Clear the Coast: getting more for your money!
Clear the Coast innovated again this year, always trying to do more with a budget that just keeps shrinking. With the generous help of Cape Scott Water Taxi and park operators 43K Wilderness Solutions, we placed debris collection bags at stations on the Cape Scott and North Coast trails and invited hikers to “Pitch In”.
The response was amazing: trail users filled 34 bags along the north coast alone! Our other, organized trips throughout the summer collected the balance of an estimated 10 tonnes of material at beaches along the West coast of the Island, from Grant Bay up to Cape Scott.
Summer student Maggie Dietterle led expeditions to the southern, road-accessible beaches and engaged dozens of friends, family and park users at Grant Bay, Hecht Beach, Raft Cove and Cape Palmerston.
Project Manager Rob O’Dea joined Maggie and two volunteers for a gruelling trip to Christensen Beach on the North Island trail, which we’d never cleaned before. We thought we were overdoing it to send out 12 collection bags for the effort but, no; Rob says they could have filled twice that number. Faced with a shortage of bags and a very long hike out to the San Jo Bay parking lot, they called it quits at 12 bags (roughly 40 cubic feet) and seven long strings of buoys and larger items.
Executive Director Karen Wristen led the team that placed collection bags at other stations on the North Coast and Cape Scott trails in July. She returned by boat in August with partner Jasper and long-time volunteers Terry and Eric Grantner and Jodie Bergeron to Sea Otter Cove and Lowrie and San Josef Bays. Read Karen’s blog on how that all turned out [here].
On the Labour Day weekend, we worked with the team at 43K Wilderness Solutions and West Coast Helicopters to get all that material off the beaches, and all in the space of two days! We managed that by calling on volunteers both new and old to go out to all of our caches and make them ready for lifting. The founder of our Clear the Coast campaign, Will Soltau, emerged from retirement in Sointula to help hook up bags at Grant Bay; and a team from the clothing retailer Lifestyle Over Luxury chose Raft Cove for their volunteer contribution.
By spreading our staff resources more thinly and relying on our seasoned volunteers, new recruits and the kindness of strangers, we covered more ground and restored more habitat than ever before.
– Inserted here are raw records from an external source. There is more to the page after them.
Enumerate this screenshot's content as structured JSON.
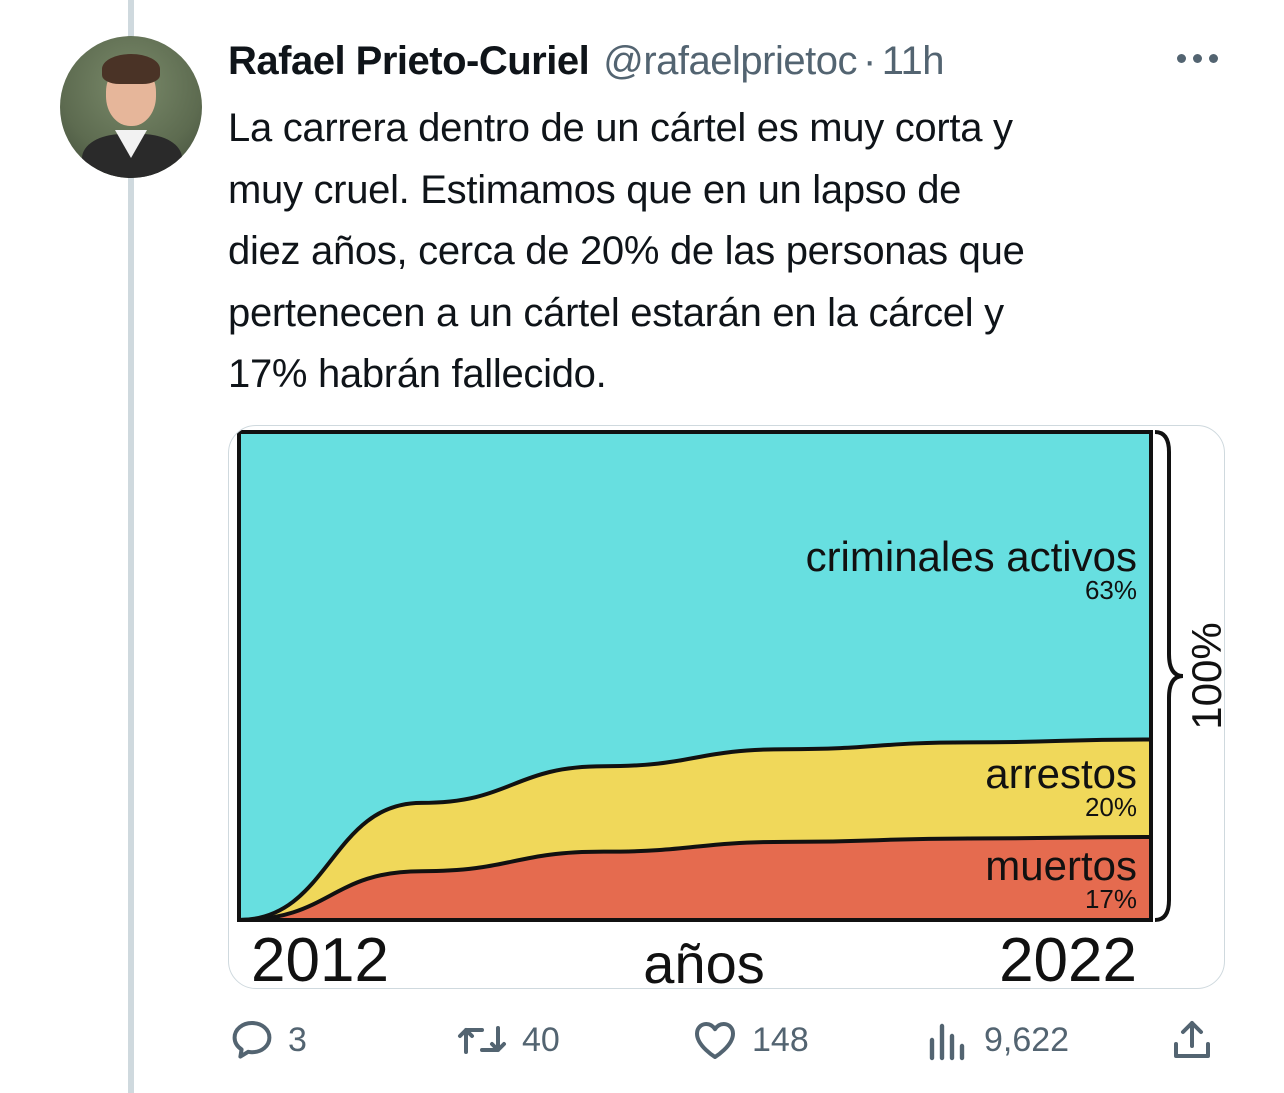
{
  "tweet": {
    "author_name": "Rafael Prieto-Curiel",
    "handle": "@rafaelprietoc",
    "separator": "·",
    "time": "11h",
    "text_lines": [
      "La carrera dentro de un cártel es muy corta y",
      "muy cruel. Estimamos que en un lapso de",
      "diez años, cerca de 20% de las personas que",
      "pertenecen a un cártel estarán en la cárcel y",
      "17% habrán fallecido."
    ]
  },
  "actions": {
    "replies": "3",
    "retweets": "40",
    "likes": "148",
    "views": "9,622"
  },
  "icons": [
    "more-icon",
    "reply-icon",
    "retweet-icon",
    "like-icon",
    "views-icon",
    "share-icon"
  ],
  "chart_data": {
    "type": "area",
    "x_start_label": "2012",
    "x_end_label": "2022",
    "xlabel": "años",
    "right_label": "100%",
    "stacked": true,
    "x": [
      2012,
      2014,
      2016,
      2018,
      2020,
      2022
    ],
    "series": [
      {
        "name": "muertos",
        "end_label": "17%",
        "color": "#e56b4f",
        "values": [
          0,
          10,
          14,
          16,
          16.7,
          17
        ]
      },
      {
        "name": "arrestos",
        "end_label": "20%",
        "color": "#f0d85a",
        "values": [
          0,
          14,
          17.5,
          19,
          19.7,
          20
        ]
      },
      {
        "name": "criminales activos",
        "end_label": "63%",
        "color": "#67dfe0",
        "values": [
          100,
          76,
          68.5,
          65,
          63.6,
          63
        ]
      }
    ],
    "ylim": [
      0,
      100
    ]
  }
}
And we were once again humbled by the observation that there is still so much more to be done.
As we go to press, we’re planning the last phase of the work: the debris was heli-lifted to two drop sites on logging roads and now we have to get it in to the 7-Mile Landfill in Port McNeill where it will be processed for recycling or landfill. This year, TerraCycle has agreed to take all of our rigid plastics to be reprocessed into new consumer packaging, which reduces our transportation costs while recycling more than we can accomplish on the North Island.
We would all be most grateful for your help with funding this last phase of the work.
We sincerely appreciate the generosity that our supporters have shown us in the past and want to acknowledge funding from Nachiko Yokota, the Sitka Foundation and the Habitat Conservation Trust Fund, that has gotten us this far. The Province has promised us $1500 in Parks Enhancement Funding and the federal government’s Canada Summer Jobs grant helped pay Maggie’s student salary; but that’s the extent of government support for this work right now.
We’re continuing to talk to Members of Parliament and the B.C. Legislature about government programmes to support this critical work. In the meantime, it falls to those of us who appreciate how important it is to remove plastics from the ocean before they enter the food web, or strangle or entangle wildlife, to work at reducing the problem at both the source and in the intertidal zone. Thank you, for caring enough to help.